County police chief hails addition of 39 officers

December 16, 1993|By Ed Heard | Ed Heard,Staff Writer

The addition of 39 officers to Howard County's police force will improve community relations and ease the stress on veteran officers, Police Chief James Robey said after graduation ceremonies for the new officers.

The ceremony at Howard Community College Tuesday was for members of the 16th Howard County Police Academy, the first in three years.

The addition of the new graduates pushes the force's strength to 297 sworn officers, the most in the department's 41-year history.

"We're all eager to go out on the street and show that we can meet the task," said new Officer Eric Brown, 29, of Catonsville. "It's not like on television, with all the blazing guns. It's just about helping people and trying to make a difference."
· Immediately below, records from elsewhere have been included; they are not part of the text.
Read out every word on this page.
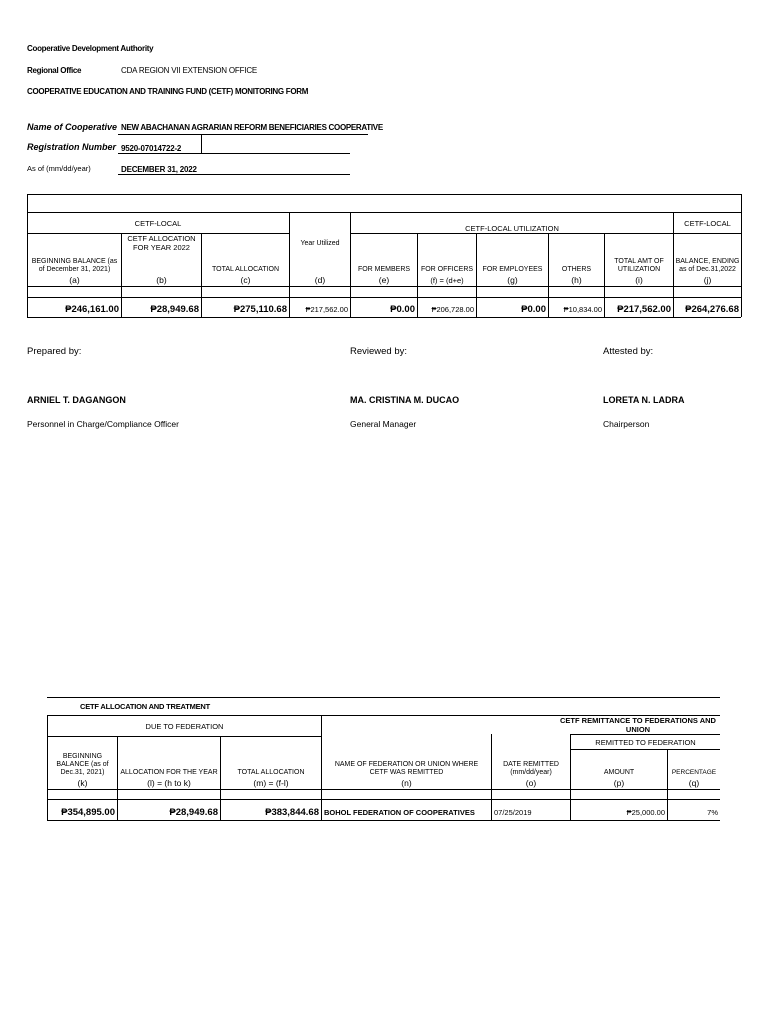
Cooperative Development Authority
Regional Office	CDA REGION VII EXTENSION OFFICE
COOPERATIVE EDUCATION AND TRAINING FUND (CETF) MONITORING FORM
Name of Cooperative NEW ABACHANAN AGRARIAN REFORM BENEFICIARIES COOPERATIVE
Registration Number 9520-07014722-2
As of (mm/dd/year)	DECEMBER 31, 2022
CETF-LOCAL
Year Utilized
CETF-LOCAL UTILIZATION
CETF-LOCAL
BEGINNING BALANCE (as of December 31, 2021)
CETF ALLOCATION FOR YEAR 2022
TOTAL ALLOCATION	FOR MEMBERS	FOR OFFICERS	FOR EMPLOYEES	OTHERS
TOTAL AMT OF UTILIZATION
BALANCE, ENDING as of Dec.31,2022
(a)	(b)	(c)	(d)	(e)	(f) = (d+e)	(g)	(h)	(i)	(j)
₱246,161.00	₱28,949.68	₱275,110.68	₱217,562.00	₱0.00	₱206,728.00	₱0.00	₱10,834.00	₱217,562.00	₱264,276.68
Prepared by:	Reviewed by:	Attested by:
ARNIEL T. DAGANGON	MA. CRISTINA M. DUCAO	LORETA N. LADRA
Personnel in Charge/Compliance Officer	General Manager	Chairperson
CETF ALLOCATION AND TREATMENT
DUE TO FEDERATION
CETF REMITTANCE TO FEDERATIONS AND UNION
REMITTED TO FEDERATION
BEGINNING BALANCE (as of Dec.31, 2021)	ALLOCATION FOR THE YEAR	TOTAL ALLOCATION
NAME OF FEDERATION OR UNION WHERE CETF WAS REMITTED
DATE REMITTED (mm/dd/year)	AMOUNT	PERCENTAGE
(k)	(l) = (h to k)	(m) = (f-l)	(n)	(o)	(p)	(q)
₱354,895.00	₱28,949.68	₱383,844.68 BOHOL FEDERATION OF COOPERATIVES	07/25/2019	₱25,000.00	7%
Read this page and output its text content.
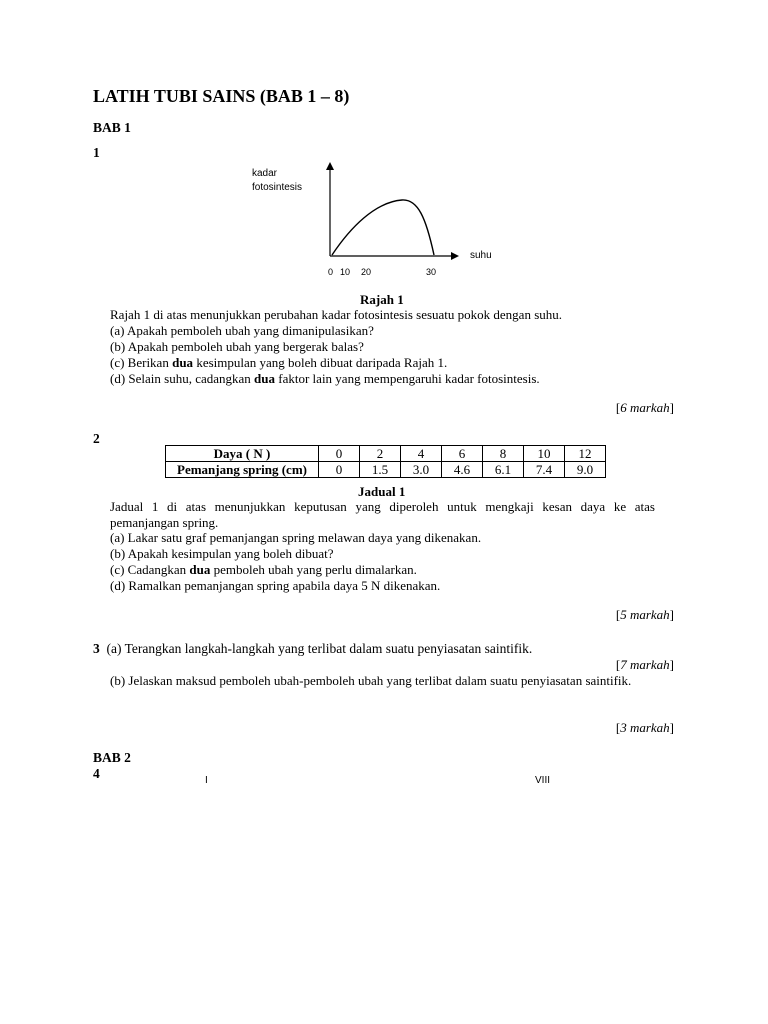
LATIH TUBI SAINS (BAB 1 – 8)
BAB 1
1
kadar
fotosintesis
suhu
0 10 20	30
Rajah 1
Rajah 1 di atas menunjukkan perubahan kadar fotosintesis sesuatu pokok dengan suhu.
(a) Apakah pemboleh ubah yang dimanipulasikan?
(b) Apakah pemboleh ubah yang bergerak balas?
(c) Berikan dua kesimpulan yang boleh dibuat daripada Rajah 1.
(d) Selain suhu, cadangkan dua faktor lain yang mempengaruhi kadar fotosintesis.
[6 markah]
2
Daya ( N )	0	2	4	6	8	10	12
Pemanjang spring (cm)	0	1.5	3.0	4.6	6.1	7.4	9.0
Jadual 1
Jadual 1 di atas menunjukkan keputusan yang diperoleh untuk mengkaji kesan daya ke atas pemanjangan spring.
(a) Lakar satu graf pemanjangan spring melawan daya yang dikenakan.
(b) Apakah kesimpulan yang boleh dibuat?
(c) Cadangkan dua pemboleh ubah yang perlu dimalarkan.
(d) Ramalkan pemanjangan spring apabila daya 5 N dikenakan.
[5 markah]
3 (a) Terangkan langkah-langkah yang terlibat dalam suatu penyiasatan saintifik.
[7 markah]
(b) Jelaskan maksud pemboleh ubah-pemboleh ubah yang terlibat dalam suatu penyiasatan saintifik.
[3 markah]
BAB 2
4	I	VIII
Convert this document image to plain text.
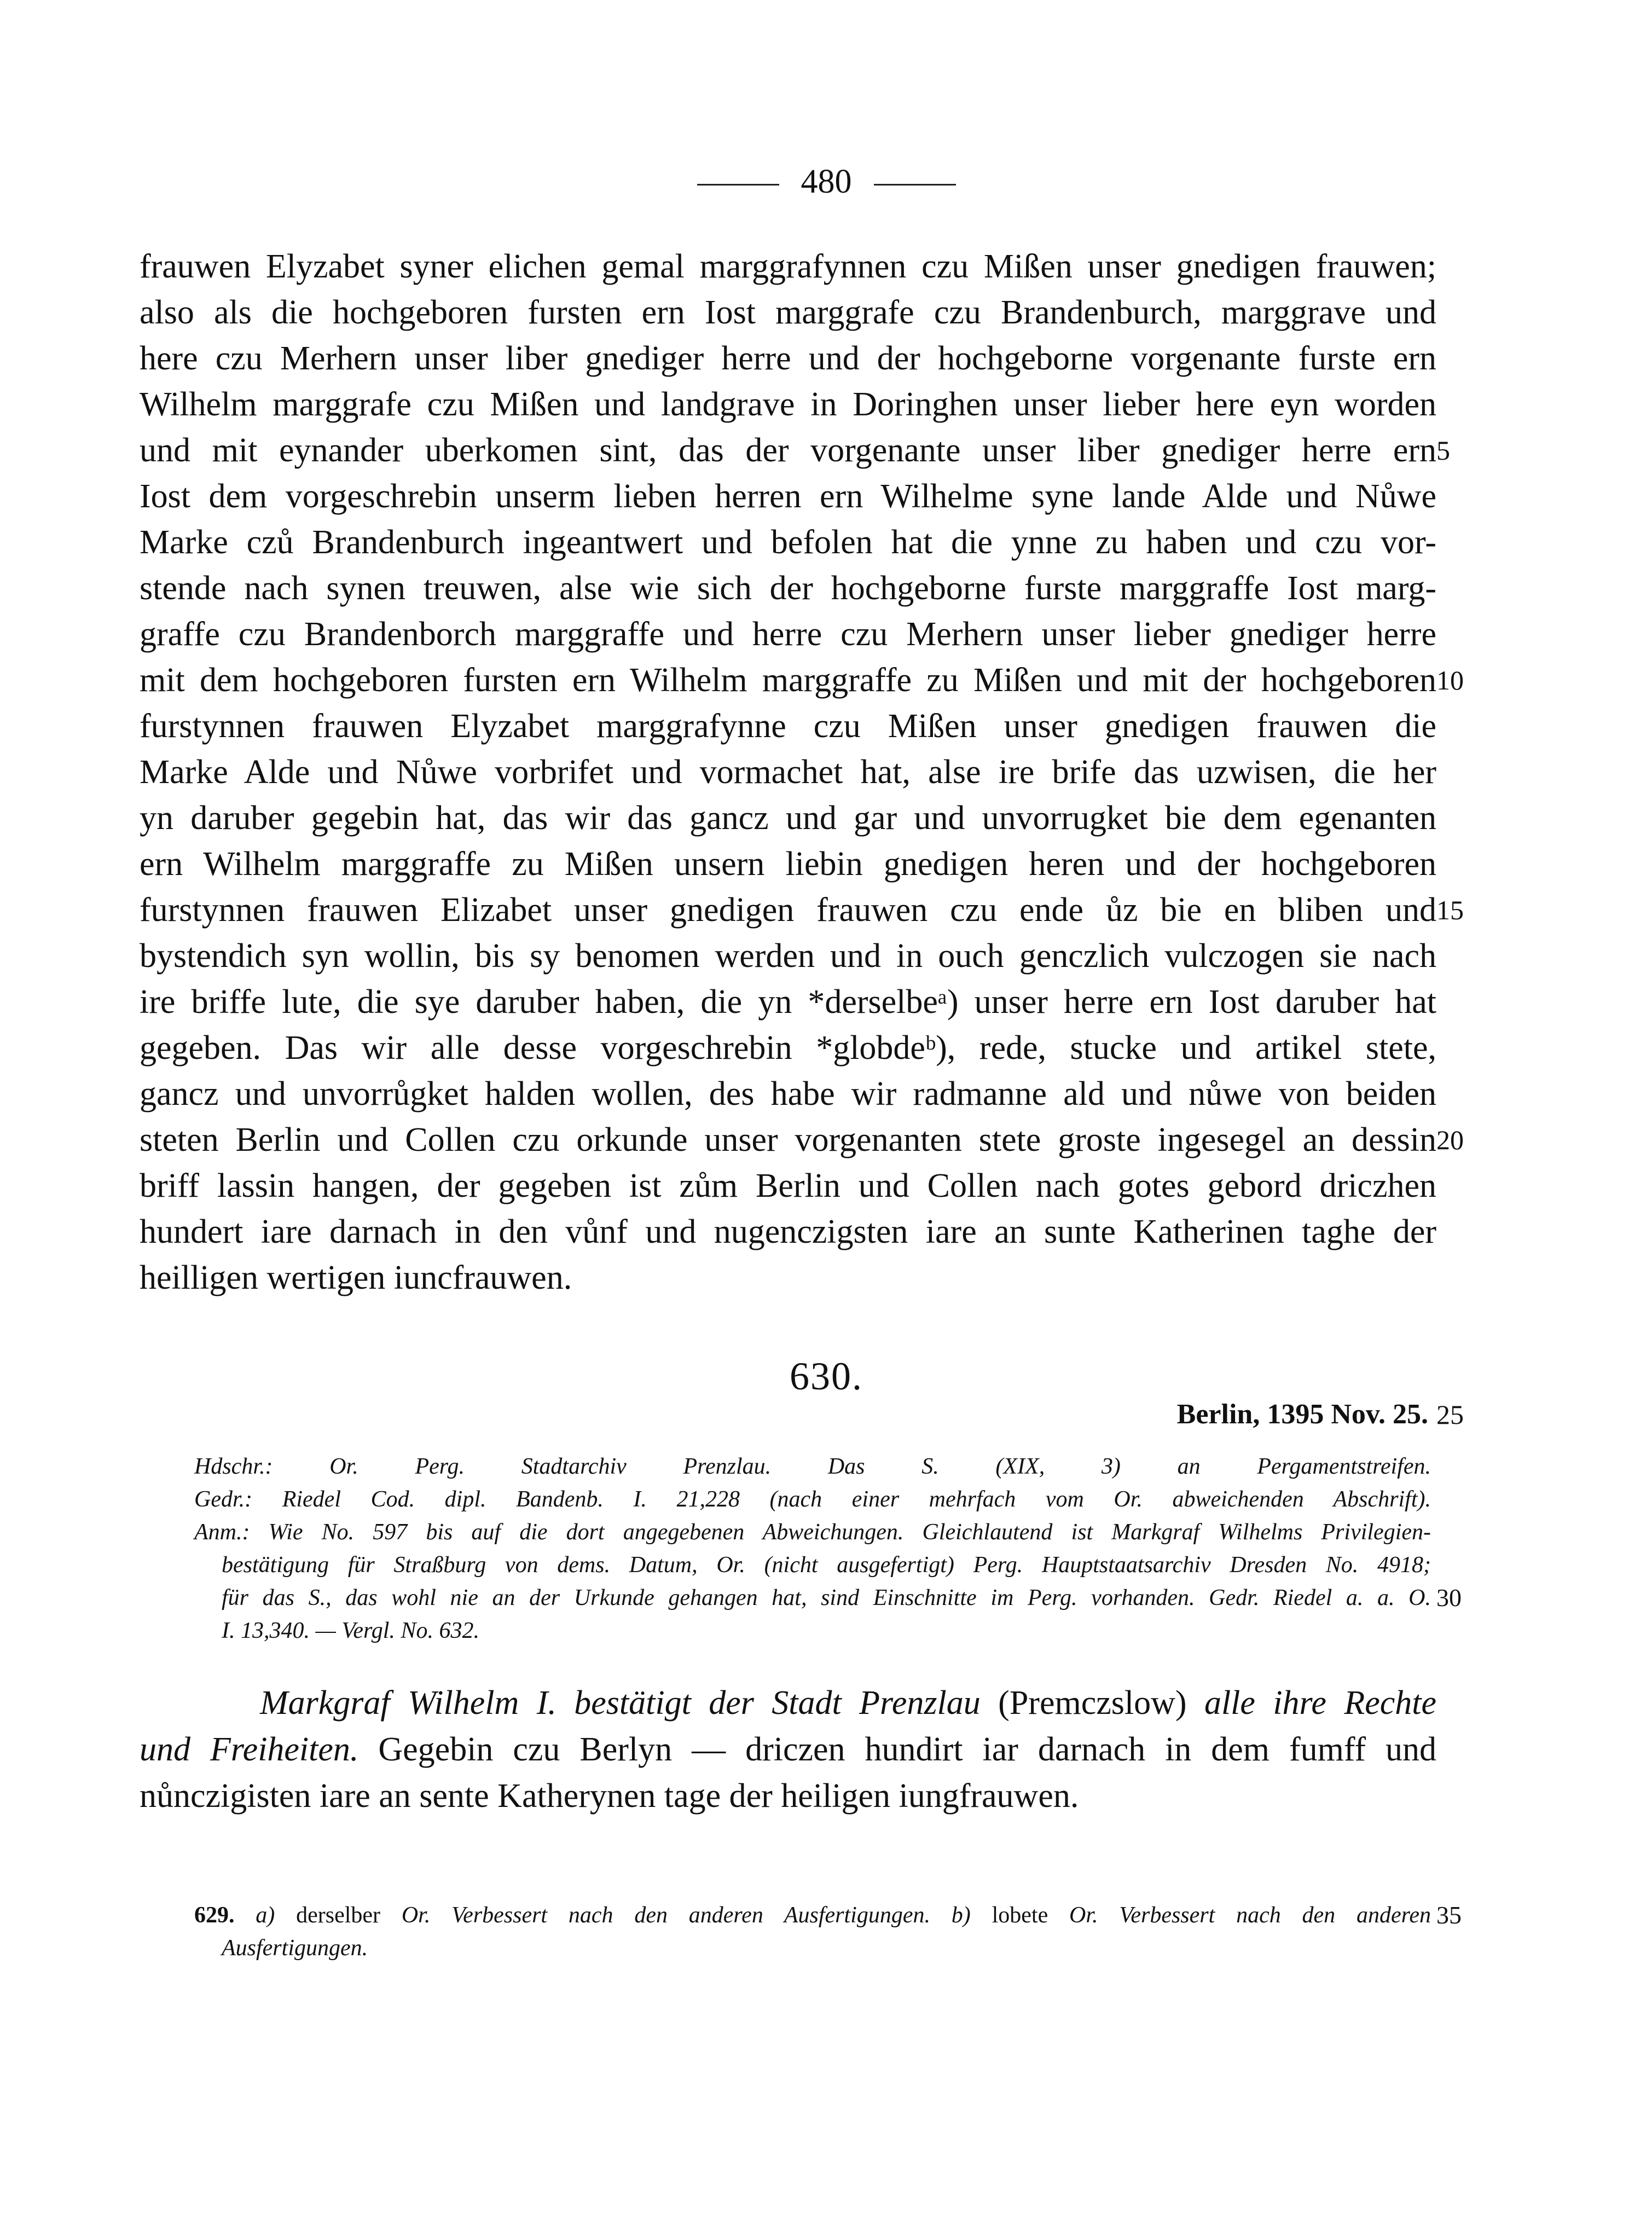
480

frauwen Elyzabet syner elichen gemal marggrafynnen czu Mißen unser gnedigen frauwen;

also als die hochgeboren fursten ern Iost marggrafe czu Brandenburch, marggrave und

here czu Merhern unser liber gnediger herre und der hochgeborne vorgenante furste ern

Wilhelm marggrafe czu Mißen und landgrave in Doringhen unser lieber here eyn worden

und mit eynander uberkomen sint, das der vorgenante unser liber gnediger herre ern

Iost dem vorgeschrebin unserm lieben herren ern Wilhelme syne lande Alde und Nůwe

Marke czů Brandenburch ingeantwert und befolen hat die ynne zu haben und czu vor-

stende nach synen treuwen, alse wie sich der hochgeborne furste marggraffe Iost marg-

graffe czu Brandenborch marggraffe und herre czu Merhern unser lieber gnediger herre

mit dem hochgeboren fursten ern Wilhelm marggraffe zu Mißen und mit der hochgeboren

furstynnen frauwen Elyzabet marggrafynne czu Mißen unser gnedigen frauwen die

Marke Alde und Nůwe vorbrifet und vormachet hat, alse ire brife das uzwisen, die her

yn daruber gegebin hat, das wir das gancz und gar und unvorrugket bie dem egenanten

ern Wilhelm marggraffe zu Mißen unsern liebin gnedigen heren und der hochgeboren

furstynnen frauwen Elizabet unser gnedigen frauwen czu ende ůz bie en bliben und

bystendich syn wollin, bis sy benomen werden und in ouch genczlich vulczogen sie nach

ire briffe lute, die sye daruber haben, die yn *derselbeᵃ) unser herre ern Iost daruber hat

gegeben. Das wir alle desse vorgeschrebin *globdeᵇ), rede, stucke und artikel stete,

gancz und unvorrůgket halden wollen, des habe wir radmanne ald und nůwe von beiden

steten Berlin und Collen czu orkunde unser vorgenanten stete groste ingesegel an dessin

briff lassin hangen, der gegeben ist zům Berlin und Collen nach gotes gebord driczhen

hundert iare darnach in den vůnf und nugenczigsten iare an sunte Katherinen taghe der

heilligen wertigen iuncfrauwen.

5
10
15
20
630.
Berlin, 1395 Nov. 25. 25

Hdschr.: Or. Perg. Stadtarchiv Prenzlau. Das S. (XIX, 3) an Pergamentstreifen.

Gedr.: Riedel Cod. dipl. Bandenb. I. 21,228 (nach einer mehrfach vom Or. abweichenden Abschrift).

Anm.: Wie No. 597 bis auf die dort angegebenen Abweichungen. Gleichlautend ist Markgraf Wilhelms Privilegien-

bestätigung für Straßburg von dems. Datum, Or. (nicht ausgefertigt) Perg. Hauptstaatsarchiv Dresden No. 4918;

für das S., das wohl nie an der Urkunde gehangen hat, sind Einschnitte im Perg. vorhanden. Gedr. Riedel a. a. O.

I. 13,340. — Vergl. No. 632.

30

Markgraf Wilhelm I. bestätigt der Stadt Prenzlau (Premczslow) alle ihre Rechte

und Freiheiten. Gegebin czu Berlyn — driczen hundirt iar darnach in dem fumff und

nůnczigisten iare an sente Katherynen tage der heiligen iungfrauwen.

629. a) derselber Or. Verbessert nach den anderen Ausfertigungen. b) lobete Or. Verbessert nach den anderen

Ausfertigungen.

35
The addition of the new officers follows three years without growth at the department. The economic downturn of recent years stalled the department's hiring of new officers. Vacancies were left unfilled, and the demands on officers increased, Chief Robey said.

The new officers join the force as the new Scaggsville District station prepares for its scheduled opening in February.

"This class gives other officers more time to go out into the community and get involved," Chief Robey said. "It brings a different outlook as to what policing is all about."

Community policing, one of Chief Robey's top priorities, involves officers working with residents to fight crime.

Officers respond to about 86,000 calls from citizens each year.

Although the county's population increased from about 187,000 in 1990 to about 209,000 in 1993, the number of police officers stayed the same, Chief Robey said.

Since January 1989, the department's authorized strength -- the maximum number of officers the county was allowed to have -- had remained at 277, although the actual number was below that because of vacancies.

With this year's academy class, the authorized strength grows to 297.

"We've been doing more with less," said Lt. William J. Pollack, commander of the academy's education and training division.

"It's still not enough," he said, noting that another academy is being considered for July 1994.

The new recruits, who went on patrol this week, will take pressure off veteran officers. The lack of new officers interfered with vacations, overtime and leave, department administrators said.

Tuesday night, graduates of the academy, wearing crisp new blue uniforms, were awarded badges and certificates. The 39 new officers, who draw a starting salary of $25,255, had been chosen from more than 1,500 applicants.

Since April, the group had endured 34 weeks of vigorous field training, instruction in the use of force and studies in civil rights and constitutional law.

Officer Suzanne Steves, 26, of Columbia, one of three women who graduated Tuesday, said she is relieved that the training is over.

"We've made it this far," Officer Steves said. "The new pressure now is to just go out and do the right thing."

Officer Mark Richmond, who won the academy's leadership award, said he looks forward to his involvement in the community-oriented policing program.

"I want to make sure people have a positive experience with us," Officer Richmond said. "The Rodney King episode, we've got to get over that."